The Leninist civil war resulted in the timid market economy, later stifled by the Stalinist 30-year period, which seemed to have achieved its hoped-for success through the victory of the patriotic war, and the great industrial transformation achieved through the enslavement of lager prisoners. It is no coincidence that Putinism is proposed as an imitation of Stalinism, both in its war-ideological fervor and in its universal and economic pretensions, accompanied by repressions increasingly similar to those of the Gulag Archipelago.

Stalin's death left not a paradise realized, but a hell of oppression to be freed from as soon as possible, as the contradictory "Khrushchevian thaw" tried to do, soon aborted to restore the immobility and neo-Stalinist dictatorship of the Brezhnevist two decades.

The war in Afghanistan forced Russia to search for itself again, in the clumsy attempts of Gorbachevian perestroika and pro-Western Elysian democracy, so unhappy as to produce a new totalitarianism, in the militant orthodoxy of Putin and Kirill.

The dioscuri of sovereignism of phantom "traditional values," the tsar and the patriarch, have effectively expelled themselves from history, and only their tragic masks survive in the hysterical bomb blasts over Ukraine, knowing that they no longer have any role to play in Russian and universal history.

Both Russian society and the Russian Church are wondering how it will be possible to replace them, possibly within the next few months, but even if it were several years from now, the de facto conditions would not change, only prolonging yet another stagnation.

To date, there are no real alternatives to President Putin and Patriarch Kirill in civil and church politics, which are inextricably linked in Russia.
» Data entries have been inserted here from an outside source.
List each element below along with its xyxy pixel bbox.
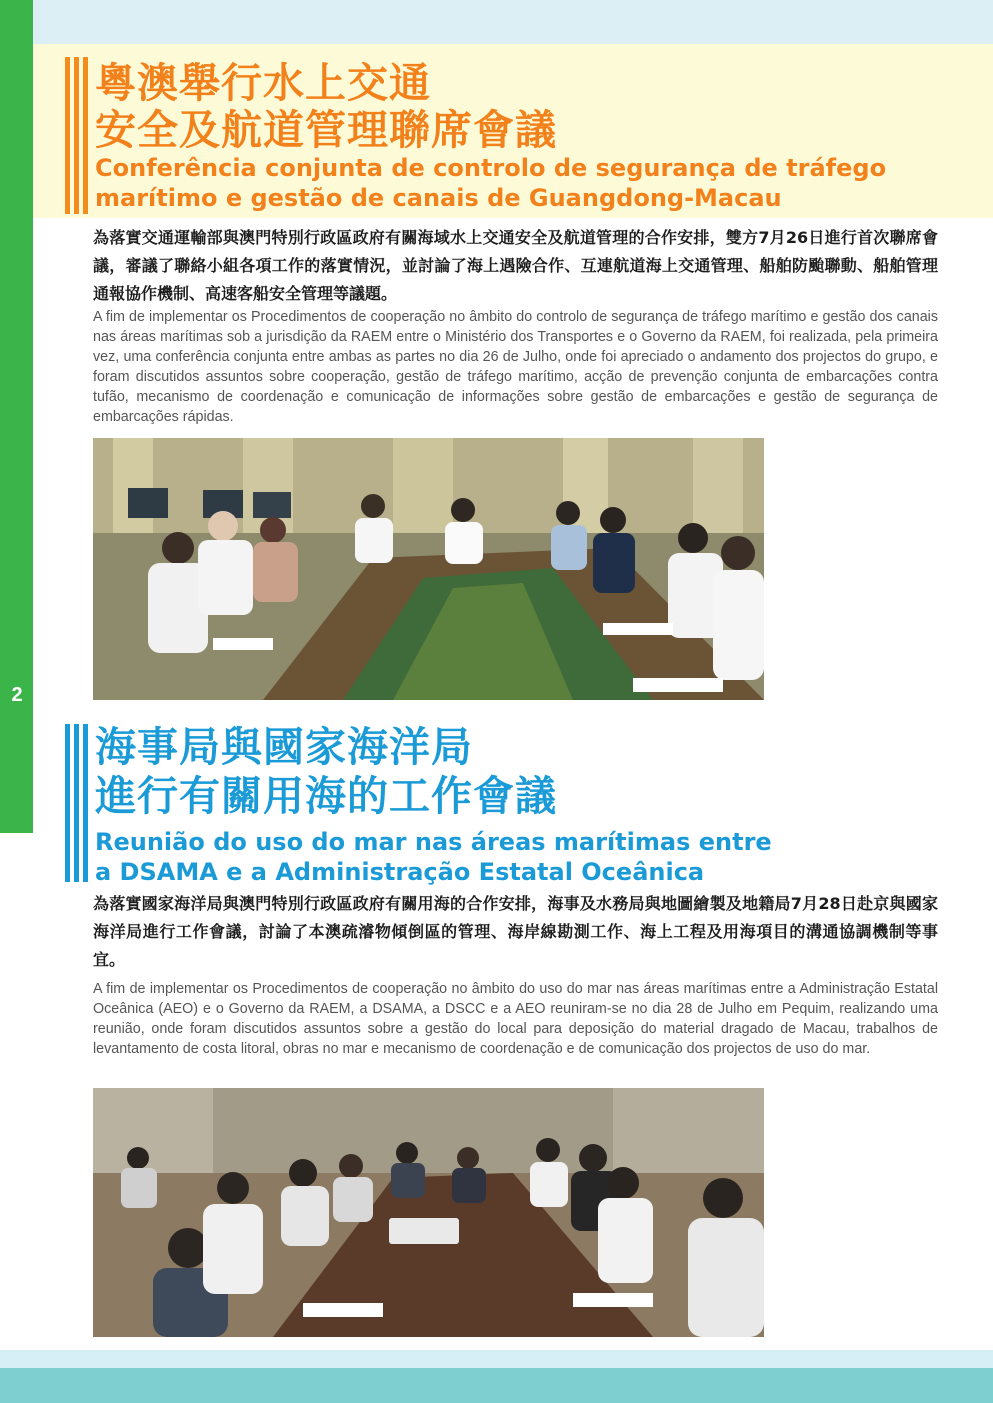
article2-body-pt: A fim de implementar os Procedimentos de cooperação no âmbito do uso do mar nas áreas marítimas entre a Administração Estatal Oceânica (AEO) e o Governo da RAEM, a DSAMA, a DSCC e a AEO reuniram-se no dia 28 de Julho em Pequim, realizando uma reunião, onde foram discutidos assuntos sobre a gestão do local para deposição do material dragado de Macau, trabalhos de levantamento de costa litoral, obras no mar e mecanismo de coordenação e de comunicação dos projectos de uso do mar. [93,981,938,1057]
article2-title-zh-line2: 進行有關用海的工作會議 [95,772,557,820]
article2-body-zh: 為落實國家海洋局與澳門特別行政區政府有關用海的合作安排，海事及水務局與地圖繪製及地籍局7月28日赴京與國家海洋局進行工作會議，討論了本澳疏濬物傾倒區的管理、海岸線勘測工作、海上工程及用海項目的溝通協調機制等事宜。 [93,894,938,969]
bottom-decor-band [0,1368,993,1403]
article2-title-zh-line1: 海事局與國家海洋局 [95,723,473,771]
meeting-photo-illustration-1 [93,438,764,700]
left-green-bar [0,0,33,833]
bottom-light-band [0,1350,993,1368]
article1-title-pt-line1: Conferência conjunta de controlo de segurança de tráfego [95,154,887,182]
article2-title-pt-line1: Reunião do uso do mar nas áreas marítimas entre [95,828,772,856]
article2-meeting-photo [93,1088,764,1337]
article1-title-bars [65,57,88,214]
article2-title-bars [65,724,88,882]
article1-body-pt: A fim de implementar os Procedimentos de cooperação no âmbito do controlo de segurança de tráfego marítimo e gestão dos canais nas áreas marítimas sob a jurisdição da RAEM entre o Ministério dos Transportes e o Governo da RAEM, foi realizada, pela primeira vez, uma conferência conjunta entre ambas as partes no dia 26 de Julho, onde foi apreciado o andamento dos projectos do grupo, e foram discutidos assuntos sobre cooperação, gestão de tráfego marítimo, acção de prevenção conjunta de embarcações contra tufão, mecanismo de coordenação e comunicação de informações sobre gestão de embarcações e gestão de segurança de embarcações rápidas. [93,309,938,425]
article1-title-pt-line2: marítimo e gestão de canais de Guangdong-Macau [95,184,782,212]
article1-title-zh-line2: 安全及航道管理聯席會議 [95,106,557,154]
page-number: 2 [11,684,23,706]
meeting-photo-illustration-2 [93,1088,764,1337]
top-decor-band [0,0,993,44]
article2-title-pt-line2: a DSAMA e a Administração Estatal Oceânica [95,858,705,886]
article1-meeting-photo [93,438,764,700]
article1-title-zh-line1: 粵澳舉行水上交通 [95,59,431,107]
article1-body-zh: 為落實交通運輸部與澳門特別行政區政府有關海域水上交通安全及航道管理的合作安排，雙方7月26日進行首次聯席會議，審議了聯絡小組各項工作的落實情況，並討論了海上遇險合作、互連航道海上交通管理、船舶防颱聯動、船舶管理通報協作機制、高速客船安全管理等議題。 [93,228,938,303]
Opponents and dissidents are in lagers or in exile, and the many worthy personalities who make up this "internal and external diaspora" do not, for now, have the strength and ideas to propose an alternative.

The military, regional governors, ministers and the entire ruling class is aligned and submissive, out of conviction and necessity, to the wishes of the Kremlin bunker. And the most worrying factor is that the only ones moving into the future perspective are the most fanatical and belligerent spirits, such as Chechen President Ramzan Kadyrov, or "Putin's cook" Evgenij Prigožin.

The very founder of the heinous Wagner Company, the mercenaries who reproduce in extreme form the brutality of the Soviet Spetsnaz, has in recent weeks decided to break the buck, and start a new formation that will be able to deal with the increasingly imminent post-Putin era. Prigožin is planning to create a "conservative patriotic movement," called in the press of the radikal-patrioty, intervening in public in increasingly explicit forms after years of hiding in the "kitchen" behind the scenes of power.

In purchased or requisitioned shopping malls it organizes conferences, exhibitions and study sessions in which it accuses the ruling elites of being too timid, cultivates the most extreme revanchism and a sense of revenge for military failures. Disavowals multiply from the Kremlin, stating that "Prigožin has no intention of forming a new party, but is dedicated to broad social projects," and even the Kprf communists assure that Prigožin's eventual party "is doomed to failure," formulas that only increase the sense of fear about what may actually happen.

Patriotic radicalism is nothing but an extreme form of populism, the dimension in which the policies of all countries in the world have run aground in recent decades, after the exhaustion of ideologies and the supposed "end of history." Instead, it is a matter of starting a new history, in Russia and beyond, seeking the courage to begin again with humility and openness to every instance, starting with that of peace, to find the sense of solidarity and concord, dialogue and reconstruction of worlds and souls.